Lee Gibson - September 15, 2011 at 9:55 pm

This is a really cool idea – mind if I mention it in an upcoming pd session?  I think we still have much to learn about the potential for classroom response systems.

I’m fast discovering the super power of having students in small teams share a 2′x3′ whiteboard.  Then, no doc cam needed, you can just set the whiteboard in the chalkboard tray.  You could even have more than one group do the same proof, set them up side by side, and ask for comparisons.
I take pictures of the boards and post them on photobucket for a record and for futher review – e.g., we got the proof done but ran out of time for the discussion.  

I’ve been surprised at how much more effective small team tasks have been once everyone is looking at the same physical space for creating their response.
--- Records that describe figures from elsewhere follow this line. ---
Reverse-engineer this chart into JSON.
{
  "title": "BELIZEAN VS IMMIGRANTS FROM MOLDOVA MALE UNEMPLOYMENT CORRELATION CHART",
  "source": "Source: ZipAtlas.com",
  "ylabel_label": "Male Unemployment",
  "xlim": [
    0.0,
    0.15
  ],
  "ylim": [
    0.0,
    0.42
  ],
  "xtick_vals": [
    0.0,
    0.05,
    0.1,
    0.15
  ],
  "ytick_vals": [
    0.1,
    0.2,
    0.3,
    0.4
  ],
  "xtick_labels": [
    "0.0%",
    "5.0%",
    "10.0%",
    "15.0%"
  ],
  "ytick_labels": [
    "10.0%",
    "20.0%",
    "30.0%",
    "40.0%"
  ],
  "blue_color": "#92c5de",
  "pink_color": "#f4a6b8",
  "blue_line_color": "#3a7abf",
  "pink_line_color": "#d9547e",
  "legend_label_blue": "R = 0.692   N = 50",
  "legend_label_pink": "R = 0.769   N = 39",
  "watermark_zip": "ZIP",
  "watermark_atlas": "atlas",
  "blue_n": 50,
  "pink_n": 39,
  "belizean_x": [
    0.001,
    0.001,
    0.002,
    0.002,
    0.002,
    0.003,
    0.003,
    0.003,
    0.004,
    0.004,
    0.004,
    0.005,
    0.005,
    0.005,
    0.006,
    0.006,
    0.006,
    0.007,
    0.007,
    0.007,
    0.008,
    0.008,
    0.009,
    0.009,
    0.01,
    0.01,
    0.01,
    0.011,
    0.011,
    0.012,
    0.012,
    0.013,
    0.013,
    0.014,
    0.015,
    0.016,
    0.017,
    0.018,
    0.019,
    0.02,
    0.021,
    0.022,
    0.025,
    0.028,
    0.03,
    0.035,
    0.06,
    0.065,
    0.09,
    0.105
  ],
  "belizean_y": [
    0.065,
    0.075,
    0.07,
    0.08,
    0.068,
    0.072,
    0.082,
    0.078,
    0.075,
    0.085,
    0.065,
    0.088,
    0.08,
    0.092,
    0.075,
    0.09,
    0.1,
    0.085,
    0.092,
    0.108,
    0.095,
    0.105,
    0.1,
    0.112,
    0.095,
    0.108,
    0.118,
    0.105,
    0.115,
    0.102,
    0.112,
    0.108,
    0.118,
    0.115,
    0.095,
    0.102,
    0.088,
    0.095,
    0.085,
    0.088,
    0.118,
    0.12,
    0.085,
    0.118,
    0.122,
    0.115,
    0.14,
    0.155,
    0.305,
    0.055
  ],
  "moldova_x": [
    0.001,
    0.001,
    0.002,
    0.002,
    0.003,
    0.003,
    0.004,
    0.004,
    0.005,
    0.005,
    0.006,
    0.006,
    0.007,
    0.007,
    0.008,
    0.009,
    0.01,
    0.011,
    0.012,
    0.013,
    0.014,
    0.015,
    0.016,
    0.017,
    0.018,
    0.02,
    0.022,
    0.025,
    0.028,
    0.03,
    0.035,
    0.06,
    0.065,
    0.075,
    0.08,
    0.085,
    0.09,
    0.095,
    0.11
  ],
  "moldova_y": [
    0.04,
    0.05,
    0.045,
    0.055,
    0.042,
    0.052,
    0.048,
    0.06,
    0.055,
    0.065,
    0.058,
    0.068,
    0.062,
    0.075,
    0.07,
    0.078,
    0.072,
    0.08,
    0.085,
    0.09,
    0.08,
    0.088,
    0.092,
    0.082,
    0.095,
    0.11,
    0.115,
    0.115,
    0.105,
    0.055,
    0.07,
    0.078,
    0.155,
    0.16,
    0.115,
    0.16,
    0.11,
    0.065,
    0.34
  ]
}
Here is a discussion of the hardware options.  The 12 boards I made a few weeks ago cost $25.
http://wiki.xtronics.com/index.php/Shower_Board_as_a_white_Board

Robert Talbert - September 16, 2011 at 6:02 am

Good point about the whiteboards, Lee. And I didn’t realize you could make them so cheaply! (At that price, I might try making a few for my kids, just to play around on.)

Please feel free to mention this in that PD session. 

dpsinha - September 16, 2011 at 12:25 pm

Robert, Your approach overlaps with some other approaches to transition to proof courses (and deeper teaching more generally), which an MAA panel I helped run tried to highlight together.  The idea we tried to convey is that there are a number of techniques and tools one can use to put student thought and work first (both temporally and in emphasis).  If someone wants to change their own teaching to meet this goal, it can be better to see these approaches together, so that they can start shaping things to work with their own strengths and weaknesses.  See:
http://pages.uoregon.edu/dps/inquiryproof.php

Would you be interested in joining us, perhaps in running an MAA training session?
Best,
Dev Sinha
University of Oregon

Robert Talbert - September 16, 2011 at 1:42 pm

Sure, just email me the details. (robert [dot] talbert [at] gmail [dot] com) 

Lee Gibson - September 16, 2011 at 7:55 pm

I was curious that the theories from Realistic Mathematics Education didn’t appear on the list on the site you referenced.   Seems like guided discovery would fit in nicely with that list.  I’m having some pretty good luck with Abstract algebra using some materials Sean Larsen at Portland St. is putting together.